剩下的這些要么是地方上的官員,要么威遠樓各房的主事書吏還有地方部隊的幾位主將,他們哪里敢學黃少平,黃少平人家要資歷有資歷,人往那一站別說知府,就是轉運使大人來了也要客客氣氣的,就段鵬年輕氣盛,敢給黃少平難堪罷了。

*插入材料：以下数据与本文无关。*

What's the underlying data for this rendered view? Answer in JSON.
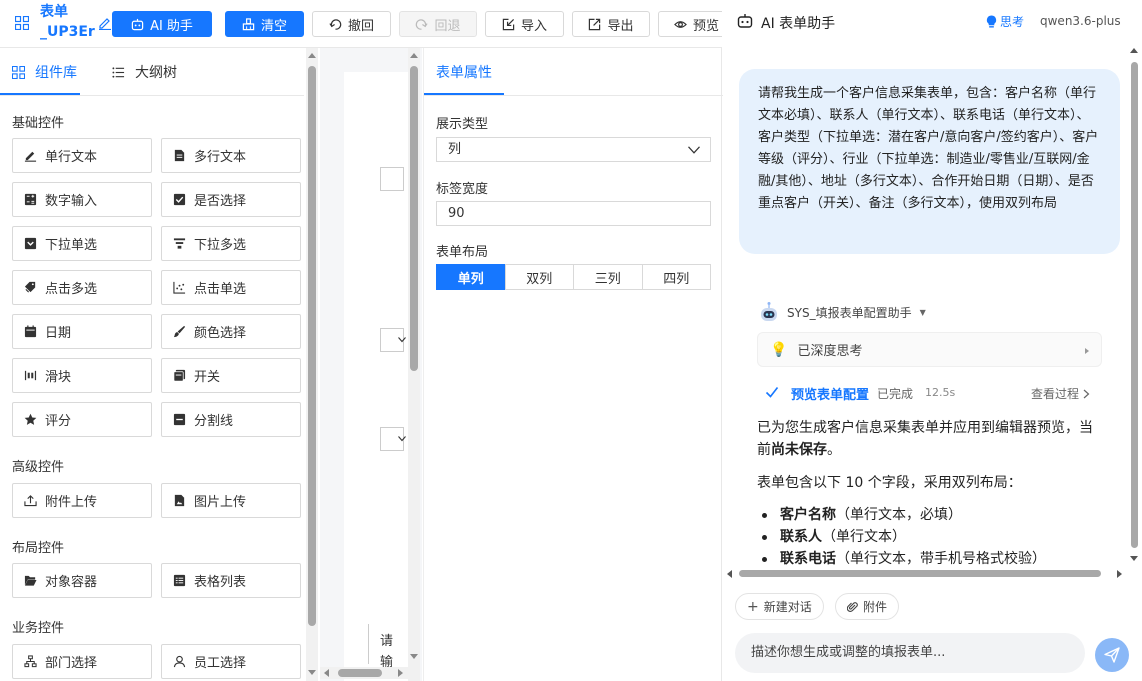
{
  "toolbar": {
    "form_title": "表单_UP3Er",
    "buttons": {
      "ai_helper": "AI 助手",
      "clear": "清空",
      "undo": "撤回",
      "redo": "回退",
      "import": "导入",
      "export": "导出",
      "preview": "预览"
    },
    "accent": "#1677ff"
  },
  "palette": {
    "tabs": {
      "components": "组件库",
      "outline": "大纲树"
    },
    "groups": {
      "basic": {
        "title": "基础控件",
        "items": [
          "单行文本",
          "多行文本",
          "数字输入",
          "是否选择",
          "下拉单选",
          "下拉多选",
          "点击多选",
          "点击单选",
          "日期",
          "颜色选择",
          "滑块",
          "开关",
          "评分",
          "分割线"
        ]
      },
      "advanced": {
        "title": "高级控件",
        "items": [
          "附件上传",
          "图片上传"
        ]
      },
      "layout": {
        "title": "布局控件",
        "items": [
          "对象容器",
          "表格列表"
        ]
      },
      "business": {
        "title": "业务控件",
        "items": [
          "部门选择",
          "员工选择"
        ]
      }
    }
  },
  "canvas": {
    "partial_text_1": "请",
    "partial_text_2": "输"
  },
  "properties": {
    "tab": "表单属性",
    "display_type": {
      "label": "展示类型",
      "value": "列"
    },
    "label_width": {
      "label": "标签宽度",
      "value": "90"
    },
    "layout": {
      "label": "表单布局",
      "options": [
        "单列",
        "双列",
        "三列",
        "四列"
      ],
      "selected": "单列"
    }
  },
  "ai": {
    "title": "AI 表单助手",
    "think_label": "思考",
    "model": "qwen3.6-plus",
    "user_message": "请帮我生成一个客户信息采集表单，包含：客户名称（单行文本必填）、联系人（单行文本）、联系电话（单行文本）、客户类型（下拉单选：潜在客户/意向客户/签约客户）、客户等级（评分）、行业（下拉单选：制造业/零售业/互联网/金融/其他）、地址（多行文本）、合作开始日期（日期）、是否重点客户（开关）、备注（多行文本），使用双列布局",
    "bot_name": "SYS_填报表单配置助手",
    "thinking_label": "已深度思考",
    "step": {
      "name": "预览表单配置",
      "status": "已完成",
      "time": "12.5s",
      "view": "查看过程"
    },
    "reply": {
      "para1_prefix": "已为您生成客户信息采集表单并应用到编辑器预览，当前",
      "para1_bold": "尚未保存",
      "para1_suffix": "。",
      "para2": "表单包含以下 10 个字段，采用双列布局：",
      "fields": [
        {
          "name": "客户名称",
          "desc": "（单行文本，必填）"
        },
        {
          "name": "联系人",
          "desc": "（单行文本）"
        },
        {
          "name": "联系电话",
          "desc": "（单行文本，带手机号格式校验）"
        }
      ]
    },
    "chips": {
      "new_chat": "新建对话",
      "attach": "附件"
    },
    "input_placeholder": "描述你想生成或调整的填报表单..."
  }
}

現在好了,走也不是,不走也不是。段鵬就把他們晾著,一站就又是小半天。
段鵬的老跟班范為見眾人干站著,朝高純使了一個眼色道“諸位大人還是先散了吧,不敢耽擾諸位的公事”
有了領導的親信這句話,眾人這才敢緩緩退去。
段鵬的到來給威遠樓蒙上了一層陰影,因為這個開局并不愉快。
當年趙惟憲來到清源的時候就碰上山民造反,從那以后他對這個地方就沒有過好感,平時也極少外出見客,原來官商不分家,都是座的貴賓,從趙惟憲那一代開始,威遠樓就極少與商道上的人走動,城內幾家大戶還被勒索了好幾百萬錢,對趙惟憲列是耿耿于懷
梁子早就結下來了。
本以為新來的領導是一個轉機,誰知來了一個連當官的都不給面子的人
清源的官員比任何地方的人都要安土重遷。
他們信奉一個永遠的道理,做官就是為了賺錢,說什么為了老百姓為了朝廷那是騙人的鬼話
幾乎威遠樓里的每個人官員,他們在這個城市面都有幾個鋪面,經營著各類行當,光靠朝廷那一點俸銀如何能養家,如何能支持得起這些開銷,那不可能,只有靠自己開源
所以在清源這個地方有個傳統,商人并不像其他地方那樣懼怕官府,官府也不會把商人視為自己下蛋的肉雞,一言不合就宰了吃肉。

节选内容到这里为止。